10. “Plasma homocysteine and folate levels in patients with chronic plaque psoriasis”,Malerba M, et.al. . Br J Dermatol. 2007 Feb;156(2):410
According to the National Institutes of Health (NIH), between 5.8 and 7.5 million persons in the U.S.–approximately 2.2% of the population–have psoriasis; worldwide, it affects an estimated 125 million people. The annual incidence of psoriasis almost doubled between the 1970s and 2000. The reasons for this increase in incidence are currently unknown. Typically, the psoriasis patient has more than one health concern. Obesity, metabolic syndrome, hyperlipidemia, arthritis and depression are all common co-existing conditions. Elevated homocysteine levels are frequent in patients with chronic immune-mediated disorders such as psoriasis.
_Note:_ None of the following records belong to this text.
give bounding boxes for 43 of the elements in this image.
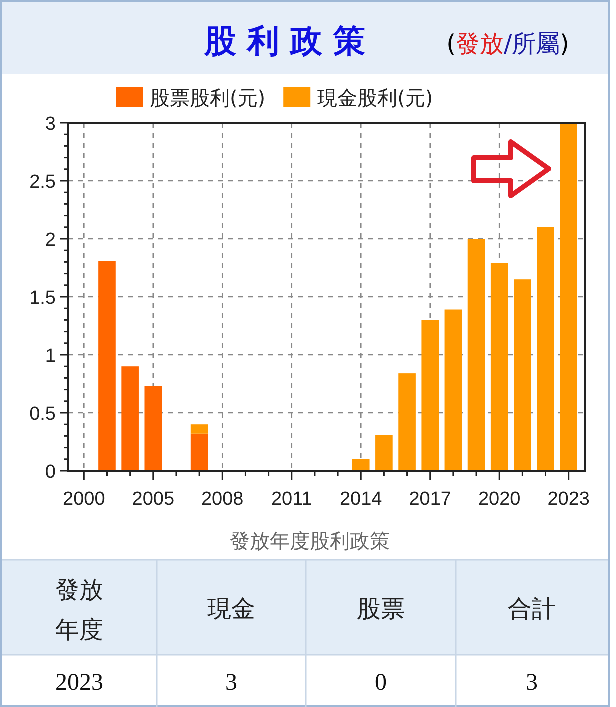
bar	[190, 434, 208, 471]
x-tick-label: 2020	[478, 489, 521, 510]
x-tick-label: 2023	[548, 489, 590, 510]
text: 現金	[208, 595, 256, 623]
y-tick-label: 1.5	[30, 288, 56, 309]
y-tick-label: 3	[45, 114, 56, 135]
text: 3	[526, 670, 538, 696]
x-tick-label: 2005	[132, 489, 175, 510]
bar	[444, 310, 462, 471]
bar	[98, 261, 116, 471]
text: 0	[375, 670, 387, 696]
bar	[490, 263, 508, 471]
bar	[514, 280, 532, 471]
y-tick-label: 2.5	[30, 172, 56, 193]
bar	[190, 424, 208, 434]
bar	[144, 386, 162, 471]
chart-title: 股 利 政 策	[203, 22, 366, 60]
bar	[537, 227, 554, 471]
y-tick-label: 0	[45, 462, 56, 483]
text: 3	[226, 670, 238, 696]
y-tick-label: 2	[45, 230, 56, 251]
y-tick-label: 1	[45, 346, 56, 367]
chart-subtitle: (發放/所屬)	[446, 30, 570, 58]
bar	[122, 366, 139, 471]
text: 股票	[357, 595, 405, 623]
x-tick-label: 2011	[271, 489, 312, 510]
bar	[468, 239, 486, 471]
legend-label: 股票股利(元)	[150, 86, 266, 110]
text: 發放年度	[56, 576, 104, 644]
x-tick-label: 2017	[409, 489, 452, 510]
bar	[352, 459, 370, 471]
y-tick-label: 0.5	[30, 404, 56, 425]
bar	[560, 123, 578, 471]
text: 發放年度股利政策	[230, 529, 390, 553]
legend-label: 現金股利(元)	[318, 86, 434, 110]
text: 合計	[508, 595, 556, 623]
text: 2023	[56, 670, 104, 696]
bar	[398, 374, 416, 471]
x-tick-label: 2014	[340, 489, 383, 510]
bar	[422, 320, 440, 471]
bar	[376, 435, 393, 471]
x-tick-label: 2000	[63, 489, 106, 510]
x-tick-label: 2008	[202, 489, 244, 510]
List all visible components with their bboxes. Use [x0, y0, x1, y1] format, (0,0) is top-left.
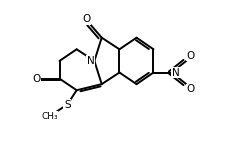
- Text: N: N: [87, 56, 94, 66]
- Text: O: O: [33, 74, 41, 84]
- Text: O: O: [186, 51, 194, 61]
- Text: CH₃: CH₃: [41, 112, 58, 121]
- Text: O: O: [186, 84, 194, 94]
- Text: O: O: [82, 14, 90, 24]
- Text: N: N: [172, 67, 179, 78]
- Text: S: S: [64, 100, 71, 110]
From the standpoint of natural healing, the psoriasis patient is metabolically challenged with toxic excesses as well as deficiencies. Traditional medical systems classify psoriasis as several types. In the Western herbal tradition, psoriasis is thought of as a toxic condition—especially toxicity residing in the liver / colon. Blood purifiers (alteratives) and laxatives are the main treatment. Traditional Western herbs for psoriasis include: burdock root and seed, yellow dock, Oregon grape root, barberry, blue flag, sarsaparilla, red clover and nettles. Few of these have been clinically studied. There is some evidence that psoriasis is the result of endotoxins formed in the gut by dysbiotic bacteria and or candidiasis. One study found a statistically significant increase in gut candidiasis in psoriasis patients. Sarsaparilla is an herb shown to bind endotoxins in the gut, which may explain its usefulness in this skin condition.
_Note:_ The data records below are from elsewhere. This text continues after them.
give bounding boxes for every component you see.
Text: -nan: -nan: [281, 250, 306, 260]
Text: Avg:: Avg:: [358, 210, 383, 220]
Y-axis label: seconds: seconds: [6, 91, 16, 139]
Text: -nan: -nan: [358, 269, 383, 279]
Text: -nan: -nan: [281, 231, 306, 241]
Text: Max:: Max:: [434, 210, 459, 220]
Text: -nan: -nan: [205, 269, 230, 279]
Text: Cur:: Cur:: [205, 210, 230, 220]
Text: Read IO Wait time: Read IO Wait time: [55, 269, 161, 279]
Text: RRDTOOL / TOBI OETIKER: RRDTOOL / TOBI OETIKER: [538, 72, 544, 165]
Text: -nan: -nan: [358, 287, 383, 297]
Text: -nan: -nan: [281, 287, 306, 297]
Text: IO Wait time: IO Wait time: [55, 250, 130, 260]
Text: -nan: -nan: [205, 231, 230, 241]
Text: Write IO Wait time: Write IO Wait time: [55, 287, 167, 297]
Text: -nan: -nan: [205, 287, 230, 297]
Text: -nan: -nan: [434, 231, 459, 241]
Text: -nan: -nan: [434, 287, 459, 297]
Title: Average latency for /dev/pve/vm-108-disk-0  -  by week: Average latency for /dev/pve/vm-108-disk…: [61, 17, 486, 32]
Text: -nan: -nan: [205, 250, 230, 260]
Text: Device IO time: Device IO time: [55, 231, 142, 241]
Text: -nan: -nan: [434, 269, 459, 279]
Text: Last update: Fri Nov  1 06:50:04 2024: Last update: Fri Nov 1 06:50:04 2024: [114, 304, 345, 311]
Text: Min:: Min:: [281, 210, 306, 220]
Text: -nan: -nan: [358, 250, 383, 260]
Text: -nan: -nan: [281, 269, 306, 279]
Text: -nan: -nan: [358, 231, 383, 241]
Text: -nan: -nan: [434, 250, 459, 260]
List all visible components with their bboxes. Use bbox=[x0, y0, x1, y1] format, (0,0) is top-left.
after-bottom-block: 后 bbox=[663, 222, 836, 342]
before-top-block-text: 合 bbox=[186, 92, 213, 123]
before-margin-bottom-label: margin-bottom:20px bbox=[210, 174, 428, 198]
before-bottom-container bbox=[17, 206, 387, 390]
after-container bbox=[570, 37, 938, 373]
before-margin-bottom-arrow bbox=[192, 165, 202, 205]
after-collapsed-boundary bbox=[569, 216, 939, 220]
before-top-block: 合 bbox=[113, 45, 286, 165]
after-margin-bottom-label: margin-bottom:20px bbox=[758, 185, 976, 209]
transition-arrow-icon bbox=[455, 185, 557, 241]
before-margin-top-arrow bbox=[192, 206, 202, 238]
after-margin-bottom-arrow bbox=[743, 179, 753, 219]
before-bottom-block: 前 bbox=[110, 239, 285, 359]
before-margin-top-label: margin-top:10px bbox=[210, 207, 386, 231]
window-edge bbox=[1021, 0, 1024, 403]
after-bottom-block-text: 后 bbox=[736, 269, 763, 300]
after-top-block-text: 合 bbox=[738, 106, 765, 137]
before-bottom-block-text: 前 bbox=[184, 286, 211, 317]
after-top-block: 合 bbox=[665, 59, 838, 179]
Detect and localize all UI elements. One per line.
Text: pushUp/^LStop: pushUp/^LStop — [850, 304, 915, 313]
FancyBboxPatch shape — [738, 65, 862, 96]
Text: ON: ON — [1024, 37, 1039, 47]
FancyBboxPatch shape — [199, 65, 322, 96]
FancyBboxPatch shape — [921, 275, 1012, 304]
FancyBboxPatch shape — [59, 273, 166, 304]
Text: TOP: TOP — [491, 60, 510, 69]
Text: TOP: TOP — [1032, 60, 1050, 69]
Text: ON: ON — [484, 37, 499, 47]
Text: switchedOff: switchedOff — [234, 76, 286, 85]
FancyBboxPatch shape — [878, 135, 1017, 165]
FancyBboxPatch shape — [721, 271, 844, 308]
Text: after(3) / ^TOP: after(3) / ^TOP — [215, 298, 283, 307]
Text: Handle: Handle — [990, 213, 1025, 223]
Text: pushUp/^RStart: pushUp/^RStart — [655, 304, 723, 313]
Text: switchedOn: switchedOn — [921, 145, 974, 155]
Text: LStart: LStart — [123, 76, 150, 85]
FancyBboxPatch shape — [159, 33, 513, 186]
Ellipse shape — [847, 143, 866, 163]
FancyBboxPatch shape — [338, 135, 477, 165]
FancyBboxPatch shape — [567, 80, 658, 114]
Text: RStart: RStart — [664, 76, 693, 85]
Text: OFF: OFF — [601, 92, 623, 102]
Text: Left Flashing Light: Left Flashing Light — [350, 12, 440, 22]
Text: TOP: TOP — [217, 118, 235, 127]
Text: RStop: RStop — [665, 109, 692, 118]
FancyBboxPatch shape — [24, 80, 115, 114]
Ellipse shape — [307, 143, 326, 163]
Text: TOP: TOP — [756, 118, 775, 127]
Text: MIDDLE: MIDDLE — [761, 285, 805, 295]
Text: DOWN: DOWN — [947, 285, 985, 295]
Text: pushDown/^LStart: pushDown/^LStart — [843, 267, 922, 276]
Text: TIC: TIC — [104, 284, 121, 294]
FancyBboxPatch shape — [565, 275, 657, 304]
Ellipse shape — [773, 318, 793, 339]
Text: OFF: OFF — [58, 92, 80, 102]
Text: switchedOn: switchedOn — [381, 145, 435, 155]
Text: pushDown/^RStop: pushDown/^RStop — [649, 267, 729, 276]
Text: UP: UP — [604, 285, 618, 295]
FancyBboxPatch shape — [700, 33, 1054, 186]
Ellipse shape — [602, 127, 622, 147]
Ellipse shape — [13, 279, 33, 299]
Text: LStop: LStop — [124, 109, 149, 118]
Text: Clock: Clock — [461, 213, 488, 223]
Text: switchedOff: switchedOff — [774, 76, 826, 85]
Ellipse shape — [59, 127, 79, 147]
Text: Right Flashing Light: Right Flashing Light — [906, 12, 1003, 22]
In Ayurvedic medicine, psoriasis is classified as three distinct forms, depending on which dosha is aggravated. Pitta-type psoriasis is characterized by redness and swelling. This form is aggravated by sunlight and heat. Vata-type psoriasis is dry, scaly, itchy and often accompanied by other Vata symptoms, such as intestinal gas and constipation. It is made worse by wind, dryness and cold. Vata-type psoriasis responds to oils and ointments. Kapha-type psoriasis weeps, oozes, is itchy and inflamed. This form is aggravated by oils, cold weather and dampness. Herbs to treat Pitta-type psoriasis include bitter, cold herbs such as Oregon grape root and turmeric. Vata-type psoriasis needs oils, such as fish and flax oils and topical emollients such as aloe vera. Kapha-type psoriasis responds best to topical pastes and creams instead of ointments and is the form most in need of digestive support, such as warming spices.
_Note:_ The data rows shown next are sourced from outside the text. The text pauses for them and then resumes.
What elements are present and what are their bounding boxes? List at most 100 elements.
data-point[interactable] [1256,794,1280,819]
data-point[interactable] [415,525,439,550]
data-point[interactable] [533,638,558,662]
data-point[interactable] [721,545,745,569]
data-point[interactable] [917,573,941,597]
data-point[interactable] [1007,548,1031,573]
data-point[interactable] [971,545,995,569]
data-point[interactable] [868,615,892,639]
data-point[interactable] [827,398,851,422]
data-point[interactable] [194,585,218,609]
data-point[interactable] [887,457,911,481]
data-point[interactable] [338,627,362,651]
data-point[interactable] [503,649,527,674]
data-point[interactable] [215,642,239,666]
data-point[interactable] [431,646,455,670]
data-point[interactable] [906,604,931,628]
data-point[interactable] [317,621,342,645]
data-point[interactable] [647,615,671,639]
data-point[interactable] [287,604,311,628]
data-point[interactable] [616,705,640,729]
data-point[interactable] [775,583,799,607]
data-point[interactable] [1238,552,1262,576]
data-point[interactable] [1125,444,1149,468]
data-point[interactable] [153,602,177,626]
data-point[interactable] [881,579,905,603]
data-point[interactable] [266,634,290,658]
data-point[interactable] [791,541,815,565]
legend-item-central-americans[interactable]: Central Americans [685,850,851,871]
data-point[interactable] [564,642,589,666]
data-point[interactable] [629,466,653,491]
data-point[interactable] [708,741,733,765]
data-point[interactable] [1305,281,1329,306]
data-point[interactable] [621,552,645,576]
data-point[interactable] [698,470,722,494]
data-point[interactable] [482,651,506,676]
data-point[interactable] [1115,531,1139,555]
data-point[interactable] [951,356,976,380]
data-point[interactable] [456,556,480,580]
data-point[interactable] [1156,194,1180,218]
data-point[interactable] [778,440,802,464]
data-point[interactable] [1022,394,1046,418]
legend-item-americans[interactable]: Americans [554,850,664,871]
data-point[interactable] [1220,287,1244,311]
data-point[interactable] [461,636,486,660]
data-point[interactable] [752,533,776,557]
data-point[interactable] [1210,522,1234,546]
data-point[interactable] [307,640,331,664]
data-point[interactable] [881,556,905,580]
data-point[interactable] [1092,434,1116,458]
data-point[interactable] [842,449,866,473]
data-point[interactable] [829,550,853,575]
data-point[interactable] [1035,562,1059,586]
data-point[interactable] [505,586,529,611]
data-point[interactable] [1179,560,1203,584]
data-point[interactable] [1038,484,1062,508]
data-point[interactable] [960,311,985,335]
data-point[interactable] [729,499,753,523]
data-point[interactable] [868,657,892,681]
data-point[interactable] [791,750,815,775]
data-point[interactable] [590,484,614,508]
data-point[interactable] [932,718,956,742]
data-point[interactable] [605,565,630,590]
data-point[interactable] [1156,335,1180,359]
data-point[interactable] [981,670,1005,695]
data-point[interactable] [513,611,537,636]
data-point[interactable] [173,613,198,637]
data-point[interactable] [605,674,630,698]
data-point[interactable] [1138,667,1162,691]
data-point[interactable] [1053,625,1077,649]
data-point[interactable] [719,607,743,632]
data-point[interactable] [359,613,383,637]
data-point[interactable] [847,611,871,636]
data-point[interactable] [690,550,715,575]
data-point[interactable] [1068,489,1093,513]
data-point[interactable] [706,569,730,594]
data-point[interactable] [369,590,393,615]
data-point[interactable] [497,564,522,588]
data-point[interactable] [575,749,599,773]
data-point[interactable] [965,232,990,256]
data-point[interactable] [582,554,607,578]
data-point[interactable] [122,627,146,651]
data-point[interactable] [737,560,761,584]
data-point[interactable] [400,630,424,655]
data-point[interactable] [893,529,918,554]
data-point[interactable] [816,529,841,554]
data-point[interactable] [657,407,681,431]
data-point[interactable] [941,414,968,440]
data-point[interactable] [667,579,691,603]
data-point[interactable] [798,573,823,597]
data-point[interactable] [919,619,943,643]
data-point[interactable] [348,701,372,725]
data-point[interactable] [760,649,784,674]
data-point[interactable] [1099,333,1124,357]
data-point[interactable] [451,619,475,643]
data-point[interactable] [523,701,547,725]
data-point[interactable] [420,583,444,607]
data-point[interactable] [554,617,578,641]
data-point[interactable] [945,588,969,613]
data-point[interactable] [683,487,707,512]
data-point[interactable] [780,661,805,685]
· Eliminate gluten, refined sugar, alcohol and smoking
· Address food sensitivities and eliminate reactive foods
· Supplement with Vitamin D3 -the skin is known as a target tissue for vitamin D. 1,25- dihydroxy vitamin D3 inhibits epidermal proliferation and promotes epidermal differentiation. Use high dose vitamin D3 supplementation, 2000 IU/day or more, based on blood test results.
· Fish Oil 20-30 ml/day (4g/day min., high EPA)
Lithium carbonate is the most widely used long-term treatment for bipolar affective disorders, but its ability to trigger and exacerbate psoriasis can become a major problem in patients for whom lithium is the only treatment option. Inositol depletion underlies the action of lithium in bipolar affective disorders. The inositol supplements had a significantly beneficial effect on the psoriasis of patients taking lithium. No such effect was detected on the psoriasis of patients not on lithium. This study used 6g/day for 10 weeks to achieve an effect.